Jo Ann Campbell started out in show business at a young age with designs on being a dancer. When Campbell reached high school, her parents decided to move their talented teenager from Jacksonville, Florida, to New York City. There, she continued to train and work as a dancer while simultaneously becoming fascinated with Alan Freed’s programming and the emergent genre of rock and roll. “If I wasn’t out dancing somewhere, I was in my bedroom with the door shut, listening to Alan Freed,” she told writer Bruce Pollock.

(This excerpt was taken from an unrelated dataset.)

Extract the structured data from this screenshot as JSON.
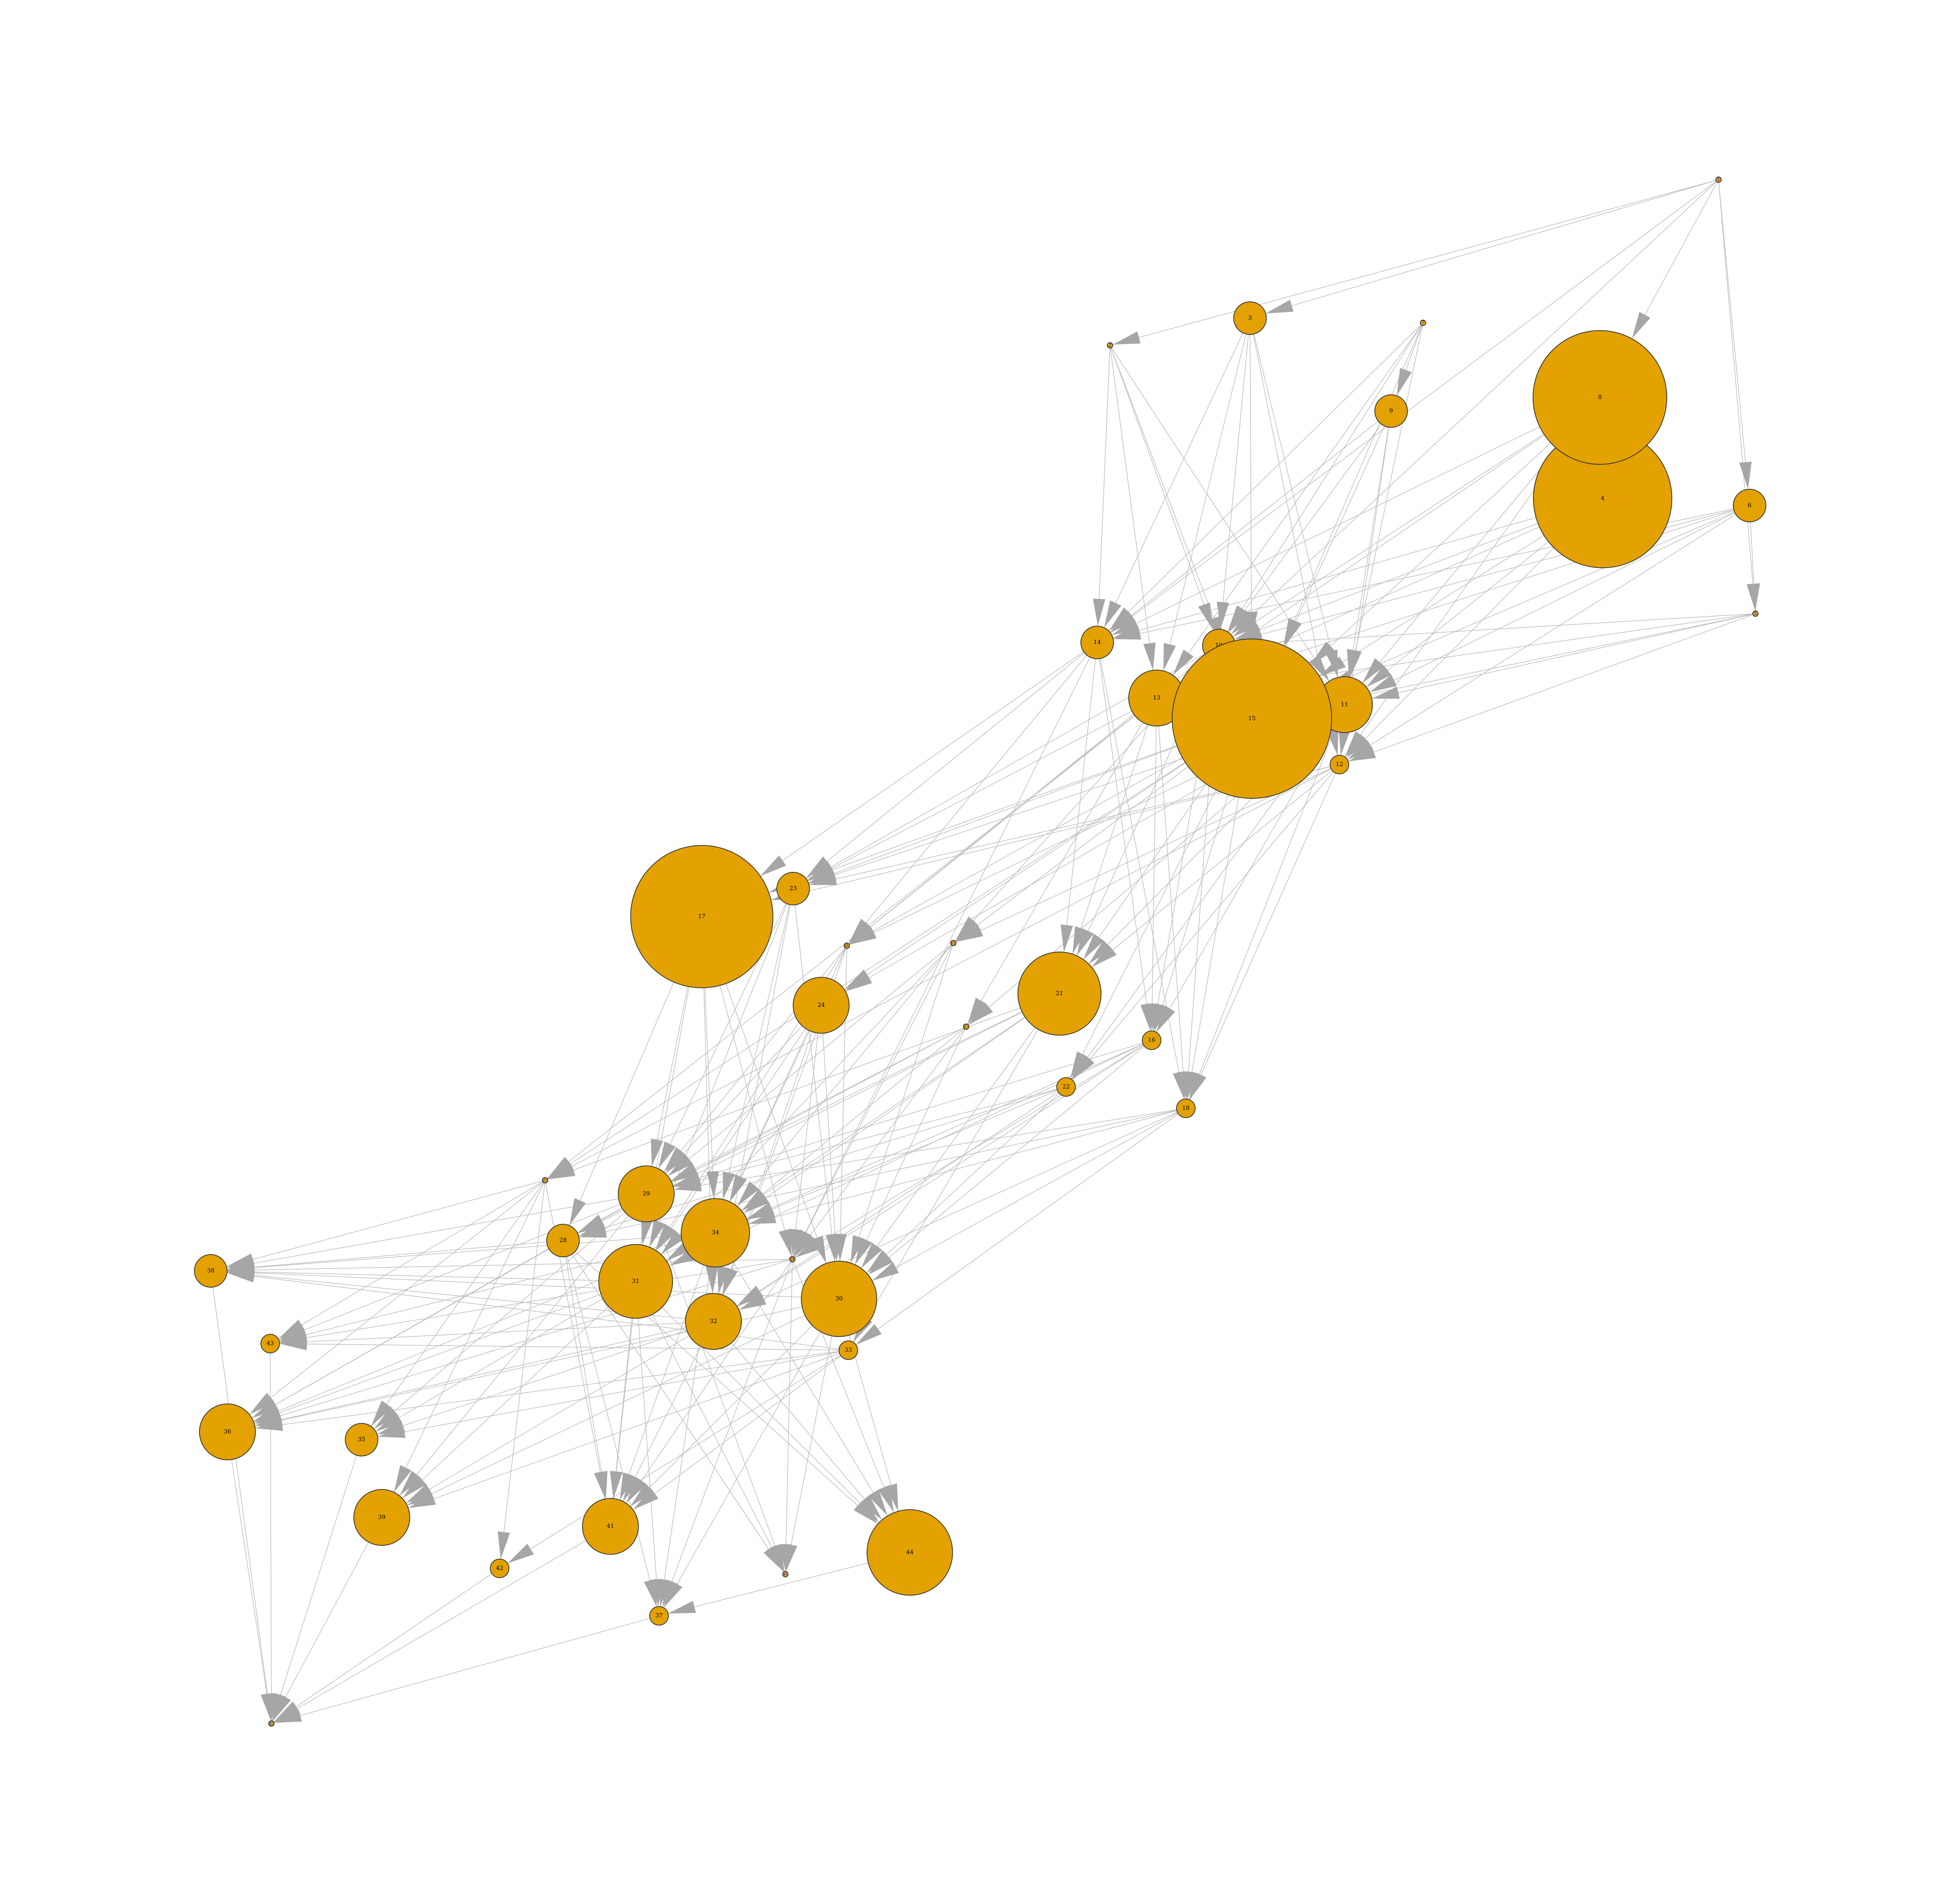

Wynona Carr was born and raised in Cleveland, where she grew up singing in church. She began singing on the radio at the age of thirteen, and performed with and directed several gospel groups in the region, including the Turner Singers, the Carr Singers, and the Wings Over Jordan Choir. At twenty-one, she led a Detroit-based Baptist chorus that included Aretha Franklin and Della Reese. In the late 1940s and early 1950s, she received increasing recognition as a solo singer and was billed as “Sister Wynona Carr.”
Formed in the Bronx, New York in the early 1950s, the Chantels were among the first African-American female vocal groups to gain national attention. The group originally brought together the five voices of Arlene Smith (who typically sang lead), Lois Harris (first soprano), Millicent “Sonia” Goring (second soprano), Jackie Landry (first alto), and Renee Minus (second alto).